I read a somewhat dismissive review in the latest Gramophone (that's only the link to the mag – the review is paper only as far as I can discover) of this new CD of four piano sonatas by Joseph Wölfl, the once famous piano virtuoso and composer. His dates are 1773-1812, and since then he has pretty much only been remembered as a bit part player in the lives of Wolfgang Amadeus Mozart (1756-1791) and Ludwig van Beethoven (1770-1827). I couldn't, to illustrate the point, find any web page devoted to the man himself, rather than just occasional mentions of obscure and deleted CDs of his music. But then I came across this CD for £4 in one of my regular second hand CD haunts (maybe it was that Gramophone reviewer unloading it), and, since the pianist is one of my recent favourites, Jon Nakamatsu, I gave it a go.

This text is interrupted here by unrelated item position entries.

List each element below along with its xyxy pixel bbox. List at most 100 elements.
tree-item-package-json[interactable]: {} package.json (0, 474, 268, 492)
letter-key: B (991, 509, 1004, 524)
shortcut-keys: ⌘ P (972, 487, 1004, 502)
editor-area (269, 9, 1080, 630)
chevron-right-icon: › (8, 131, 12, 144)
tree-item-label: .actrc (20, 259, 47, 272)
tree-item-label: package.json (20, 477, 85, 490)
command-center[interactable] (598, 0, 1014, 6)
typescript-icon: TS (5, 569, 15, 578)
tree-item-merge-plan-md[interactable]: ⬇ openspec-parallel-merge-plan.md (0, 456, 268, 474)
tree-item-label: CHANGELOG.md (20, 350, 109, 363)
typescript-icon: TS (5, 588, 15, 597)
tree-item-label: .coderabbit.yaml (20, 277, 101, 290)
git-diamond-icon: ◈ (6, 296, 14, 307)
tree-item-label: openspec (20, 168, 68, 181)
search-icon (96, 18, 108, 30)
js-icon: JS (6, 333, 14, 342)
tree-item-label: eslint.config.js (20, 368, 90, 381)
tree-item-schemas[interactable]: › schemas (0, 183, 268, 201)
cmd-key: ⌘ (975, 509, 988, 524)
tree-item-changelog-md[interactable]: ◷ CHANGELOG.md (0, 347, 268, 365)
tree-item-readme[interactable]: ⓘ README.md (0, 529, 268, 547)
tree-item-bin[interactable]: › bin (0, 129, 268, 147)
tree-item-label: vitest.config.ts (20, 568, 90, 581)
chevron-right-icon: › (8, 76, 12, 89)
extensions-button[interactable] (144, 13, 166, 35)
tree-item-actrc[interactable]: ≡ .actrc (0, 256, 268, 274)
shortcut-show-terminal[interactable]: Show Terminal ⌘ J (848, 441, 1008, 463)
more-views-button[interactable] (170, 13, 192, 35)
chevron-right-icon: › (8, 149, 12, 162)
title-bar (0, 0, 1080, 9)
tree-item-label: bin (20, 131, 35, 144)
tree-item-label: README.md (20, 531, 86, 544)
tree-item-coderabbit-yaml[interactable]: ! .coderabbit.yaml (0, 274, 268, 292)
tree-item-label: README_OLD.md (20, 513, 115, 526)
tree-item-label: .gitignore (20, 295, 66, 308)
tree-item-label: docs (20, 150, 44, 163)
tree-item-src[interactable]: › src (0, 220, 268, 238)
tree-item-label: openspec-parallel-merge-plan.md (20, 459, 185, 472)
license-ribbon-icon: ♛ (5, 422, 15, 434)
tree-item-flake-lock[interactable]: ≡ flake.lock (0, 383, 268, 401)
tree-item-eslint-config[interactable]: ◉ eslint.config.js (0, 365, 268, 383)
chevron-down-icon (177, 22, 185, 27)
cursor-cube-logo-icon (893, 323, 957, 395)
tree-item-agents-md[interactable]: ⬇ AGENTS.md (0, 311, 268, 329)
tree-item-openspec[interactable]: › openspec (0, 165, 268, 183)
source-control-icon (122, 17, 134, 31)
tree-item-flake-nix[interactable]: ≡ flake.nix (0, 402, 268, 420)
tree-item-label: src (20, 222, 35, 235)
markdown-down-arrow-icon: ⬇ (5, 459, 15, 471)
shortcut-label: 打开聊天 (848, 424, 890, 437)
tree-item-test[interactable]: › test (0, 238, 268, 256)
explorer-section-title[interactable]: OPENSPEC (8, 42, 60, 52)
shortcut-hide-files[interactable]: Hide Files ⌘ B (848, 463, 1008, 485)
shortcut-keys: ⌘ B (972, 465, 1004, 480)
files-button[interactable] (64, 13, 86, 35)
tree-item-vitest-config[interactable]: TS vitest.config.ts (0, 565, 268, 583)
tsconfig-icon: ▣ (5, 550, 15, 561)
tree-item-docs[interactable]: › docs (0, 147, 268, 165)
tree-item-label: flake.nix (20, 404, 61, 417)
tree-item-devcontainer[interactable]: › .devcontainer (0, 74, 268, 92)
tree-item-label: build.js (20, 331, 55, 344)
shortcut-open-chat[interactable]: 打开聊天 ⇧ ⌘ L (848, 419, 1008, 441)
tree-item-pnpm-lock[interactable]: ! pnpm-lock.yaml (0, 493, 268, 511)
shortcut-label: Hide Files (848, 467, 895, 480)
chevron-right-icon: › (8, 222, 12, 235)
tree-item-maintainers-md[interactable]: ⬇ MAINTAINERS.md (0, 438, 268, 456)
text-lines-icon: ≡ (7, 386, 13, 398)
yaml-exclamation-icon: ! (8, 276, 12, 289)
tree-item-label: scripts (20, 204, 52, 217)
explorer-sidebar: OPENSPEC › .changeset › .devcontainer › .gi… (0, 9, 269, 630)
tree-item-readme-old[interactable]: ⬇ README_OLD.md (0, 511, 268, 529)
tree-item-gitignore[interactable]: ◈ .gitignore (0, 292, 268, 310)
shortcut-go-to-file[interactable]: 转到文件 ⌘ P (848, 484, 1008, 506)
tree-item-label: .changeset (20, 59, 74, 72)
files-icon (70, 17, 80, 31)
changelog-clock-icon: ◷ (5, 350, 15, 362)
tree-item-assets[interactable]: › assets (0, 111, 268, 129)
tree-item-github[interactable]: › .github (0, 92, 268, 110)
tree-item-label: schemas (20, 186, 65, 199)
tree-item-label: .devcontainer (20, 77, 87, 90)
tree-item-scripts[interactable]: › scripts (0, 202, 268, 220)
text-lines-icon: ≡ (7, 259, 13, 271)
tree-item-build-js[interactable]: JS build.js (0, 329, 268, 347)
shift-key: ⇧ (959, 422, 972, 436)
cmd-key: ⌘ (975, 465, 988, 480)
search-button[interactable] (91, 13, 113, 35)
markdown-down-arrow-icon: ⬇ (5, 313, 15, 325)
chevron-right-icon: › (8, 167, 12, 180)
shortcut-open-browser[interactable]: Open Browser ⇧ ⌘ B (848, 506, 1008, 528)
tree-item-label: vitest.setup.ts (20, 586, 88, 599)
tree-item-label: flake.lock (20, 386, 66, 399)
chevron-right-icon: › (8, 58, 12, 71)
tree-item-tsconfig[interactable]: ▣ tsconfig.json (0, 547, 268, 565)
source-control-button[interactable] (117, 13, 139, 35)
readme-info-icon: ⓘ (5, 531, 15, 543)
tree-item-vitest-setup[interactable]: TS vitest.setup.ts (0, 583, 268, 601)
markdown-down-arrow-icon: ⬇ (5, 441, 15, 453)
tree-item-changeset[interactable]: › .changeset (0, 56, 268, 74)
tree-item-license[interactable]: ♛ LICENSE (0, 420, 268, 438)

And it is really very good. It's not Beethoven and it's not Mozart, and it wouldn't make sense to say that it is in between. More a case of inhabiting the polished and pleasingly decorated floor between those two stools. But it's good. The pieces are sometimes elegant, and sometimes more turbulent than elegant, in a manner I've not heard the exact like of before. Nakamatsu plays them a whole lot better, and made a whole lot more of them, than that Gramophone reviewer said, in my opinion. I especially enjoyed the last movement of Op. 33 no. 1.
And a little googling reveals that Anthony Holden of the Guardian also liked this CD a lot.
This kind of thing won't pay the rent for the entire classical music industry as it still now tries to operate, but it deserves a nod of praise nevertheless.